The Alexander Pushkin BBC Radio Collection
by Alexander Pushkin, Alex Jennings
Why You'll Love This
Pushkin died at 37 in a duel — and somehow that fact makes every line he ever wrote hit harder.
- Great if you want: Russian literary classics alongside the turbulent life behind them
- The experience: intimate and dramatic — biography and fiction blur beautifully
- The writing: Pushkin's verse crackles with wit, fate, and romantic devastation
- Skip if: you prefer Pushkin's work without biographical framing or context
About This Book
Few literary figures burned as brightly—or as briefly—as Alexander Pushkin. Exiled by the Tsar, consumed by gambling and scandal, and dead at thirty-seven after stepping into a duel to defend his wife's honor, Pushkin lived with the same ferocious intensity that animates his writing. This collection gathers his most celebrated works alongside biographical material and an original play drawn from his life, offering readers a rare chance to encounter the man and the myth together. The emotional stakes are real: a poet whose art was both his power and his undoing, and whose stories of love, fate, and society cut just as sharply today.

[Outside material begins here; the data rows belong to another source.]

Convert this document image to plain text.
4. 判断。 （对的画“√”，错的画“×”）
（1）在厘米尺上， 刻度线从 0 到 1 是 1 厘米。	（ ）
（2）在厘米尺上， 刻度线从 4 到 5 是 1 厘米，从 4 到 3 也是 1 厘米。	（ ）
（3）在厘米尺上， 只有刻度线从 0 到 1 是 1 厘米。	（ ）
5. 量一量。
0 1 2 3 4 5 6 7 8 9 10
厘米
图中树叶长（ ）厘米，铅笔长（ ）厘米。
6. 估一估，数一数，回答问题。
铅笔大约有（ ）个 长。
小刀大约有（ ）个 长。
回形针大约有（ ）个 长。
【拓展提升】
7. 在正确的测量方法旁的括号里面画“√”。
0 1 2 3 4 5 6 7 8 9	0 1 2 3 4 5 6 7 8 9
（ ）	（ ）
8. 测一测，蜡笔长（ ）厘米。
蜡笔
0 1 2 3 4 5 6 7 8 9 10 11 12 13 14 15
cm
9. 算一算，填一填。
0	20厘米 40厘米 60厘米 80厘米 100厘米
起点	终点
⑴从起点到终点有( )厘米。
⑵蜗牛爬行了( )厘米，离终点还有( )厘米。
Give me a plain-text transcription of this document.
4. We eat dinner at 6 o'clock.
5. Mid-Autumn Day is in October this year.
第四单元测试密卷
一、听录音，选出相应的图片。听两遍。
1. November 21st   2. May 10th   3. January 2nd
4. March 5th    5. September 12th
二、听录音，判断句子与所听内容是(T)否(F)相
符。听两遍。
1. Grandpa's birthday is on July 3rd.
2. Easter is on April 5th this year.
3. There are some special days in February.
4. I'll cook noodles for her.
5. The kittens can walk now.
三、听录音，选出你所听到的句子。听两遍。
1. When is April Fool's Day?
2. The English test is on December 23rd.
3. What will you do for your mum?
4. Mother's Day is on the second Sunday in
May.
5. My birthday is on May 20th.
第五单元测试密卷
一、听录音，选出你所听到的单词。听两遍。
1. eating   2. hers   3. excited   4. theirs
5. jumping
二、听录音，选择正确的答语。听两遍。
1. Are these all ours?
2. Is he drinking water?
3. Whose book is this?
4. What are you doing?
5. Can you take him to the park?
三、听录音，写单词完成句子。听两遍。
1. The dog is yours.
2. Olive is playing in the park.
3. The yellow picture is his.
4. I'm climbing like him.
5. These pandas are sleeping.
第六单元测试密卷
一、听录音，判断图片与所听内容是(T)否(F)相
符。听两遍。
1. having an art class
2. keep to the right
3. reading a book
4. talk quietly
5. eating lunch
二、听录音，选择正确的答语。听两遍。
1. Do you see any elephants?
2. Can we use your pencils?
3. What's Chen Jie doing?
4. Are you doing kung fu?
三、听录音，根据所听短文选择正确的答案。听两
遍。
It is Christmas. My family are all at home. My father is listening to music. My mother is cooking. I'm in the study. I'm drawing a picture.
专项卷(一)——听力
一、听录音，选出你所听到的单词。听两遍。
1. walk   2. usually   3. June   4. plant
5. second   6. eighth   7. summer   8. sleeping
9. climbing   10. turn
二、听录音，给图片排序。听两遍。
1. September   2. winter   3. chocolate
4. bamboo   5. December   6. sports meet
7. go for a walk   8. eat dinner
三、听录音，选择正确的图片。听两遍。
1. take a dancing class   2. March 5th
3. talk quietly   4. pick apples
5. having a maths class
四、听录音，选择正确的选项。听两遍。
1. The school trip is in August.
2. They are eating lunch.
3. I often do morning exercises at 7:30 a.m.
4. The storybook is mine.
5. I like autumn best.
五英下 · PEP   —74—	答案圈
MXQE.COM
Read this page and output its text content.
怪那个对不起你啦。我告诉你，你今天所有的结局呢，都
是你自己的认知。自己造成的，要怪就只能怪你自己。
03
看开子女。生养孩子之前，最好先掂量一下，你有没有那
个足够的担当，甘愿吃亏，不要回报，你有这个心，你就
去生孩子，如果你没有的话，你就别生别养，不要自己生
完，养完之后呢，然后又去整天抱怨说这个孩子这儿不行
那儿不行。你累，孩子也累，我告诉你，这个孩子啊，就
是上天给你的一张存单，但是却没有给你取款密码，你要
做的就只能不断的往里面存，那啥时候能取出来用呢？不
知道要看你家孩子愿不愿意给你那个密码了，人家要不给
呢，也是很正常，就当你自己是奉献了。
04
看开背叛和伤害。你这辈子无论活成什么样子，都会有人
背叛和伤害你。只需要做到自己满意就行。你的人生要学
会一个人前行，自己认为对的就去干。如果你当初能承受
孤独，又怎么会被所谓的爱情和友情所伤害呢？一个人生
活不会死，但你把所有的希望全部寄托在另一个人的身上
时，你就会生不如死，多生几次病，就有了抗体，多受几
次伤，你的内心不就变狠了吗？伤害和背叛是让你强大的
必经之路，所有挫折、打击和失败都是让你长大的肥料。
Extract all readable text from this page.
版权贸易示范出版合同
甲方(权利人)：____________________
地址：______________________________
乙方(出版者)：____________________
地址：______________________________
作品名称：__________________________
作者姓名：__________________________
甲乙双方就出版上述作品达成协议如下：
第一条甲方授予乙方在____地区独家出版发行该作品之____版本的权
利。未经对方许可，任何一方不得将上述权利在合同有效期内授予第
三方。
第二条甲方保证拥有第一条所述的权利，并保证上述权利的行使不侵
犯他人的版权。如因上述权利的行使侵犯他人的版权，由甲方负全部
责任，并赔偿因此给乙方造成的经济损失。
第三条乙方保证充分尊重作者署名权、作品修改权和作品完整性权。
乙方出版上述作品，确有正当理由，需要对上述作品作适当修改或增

What distinguishes this collection is how it places Pushkin's fiction in direct conversation with his biography, so the tragedy of Eugene Onegin and the haunted grandeur of The Bronze Horseman resonate differently once you know the life behind them. The dramatized framing devices are particularly inventive, giving familiar narratives new urgency and context. Pushkin's prose and verse carry an elegant compression—nothing wasted, everything charged—and reading his work alongside reflections on who he actually was makes the collection feel less like an anthology and more like a sustained, revealing portrait.